Age verification poses another significant problem. Meta and TikTok both only allow prescription drug advertisements to be shown to users above the age of 18. But their age verification systems have loopholes that could still let ads slip through to children.

Some prescription drug campaigns seem tailored for younger audiences. A Done ad that ran on Instagram as recently as June 26, but has since been taken down, depicts a young woman telling her mom and dad, “I think I may have ADHD.” The mom in the skit responds, “You’re probably fine — you’ll always be my baby.” The dad advises, “Why don’t you go to the gym and sweat it out.” But the skit concludes with the young woman deciding to ignore her parents and instead take a one-minute assessment from Done.

The other open and troubling question is whether social media worsens users’ mental health, which could make these advertisements more appealing. In leaked internal documents from Facebook, researchers wrote that “teens blame Instagram for increases in the rate of anxiety and depression.” Mark Zuckerberg told Congress those research findings were inconclusive.

“If [social media users] are displaying symptoms of pain, despair, depression, hardship [and] loneliness, then what sort of adverts would you expect to be targeted in those situations?” Professor Victoria Nash, director of the Oxford Internet Institute, asked Protocol. “I wouldn’t be surprised that in a more unregulated context — which I think the U.S. probably is — that this is where you would see prescription drugs being targeted.”
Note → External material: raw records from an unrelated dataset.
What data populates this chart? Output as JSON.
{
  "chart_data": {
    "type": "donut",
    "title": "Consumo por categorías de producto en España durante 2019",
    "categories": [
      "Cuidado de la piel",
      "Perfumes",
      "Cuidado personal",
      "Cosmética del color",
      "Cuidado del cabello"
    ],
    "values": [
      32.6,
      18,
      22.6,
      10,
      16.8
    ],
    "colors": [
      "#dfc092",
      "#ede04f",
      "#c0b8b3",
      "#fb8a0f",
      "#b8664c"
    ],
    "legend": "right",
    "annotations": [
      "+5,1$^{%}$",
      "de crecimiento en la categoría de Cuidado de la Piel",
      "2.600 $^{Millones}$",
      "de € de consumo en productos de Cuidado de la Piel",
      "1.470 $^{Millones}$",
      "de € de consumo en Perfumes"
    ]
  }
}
High-frequency digital activities — like scrolling through social media — are so out of sync with the pace of ordinary life that people come to feel more distractible when they aren’t online, according to Antshel. He said social media is “in a sense conditioning people to want this kind of rapid operational speed, constant mental stimulation.” When that stimulation isn’t available in a domain such as the classroom, people are more likely to notice their distractibility, he explained.

Still, Antshel wasn’t ready to call for a ban on prescription drug advertising. He pointed to benefits from drug ads, including reaching people who lack information and access to treatments. “So knowing what to talk about with the primary care physician, I think, could potentially be a good thing. But I can also tell you that I routinely see patients coming in [and] telling me what type of medication they want [and] what type of dose they want.” The issue, he said, is that “we’re taking the direct-to-consumer advertising to an extent where it really is creating the potential for harm.”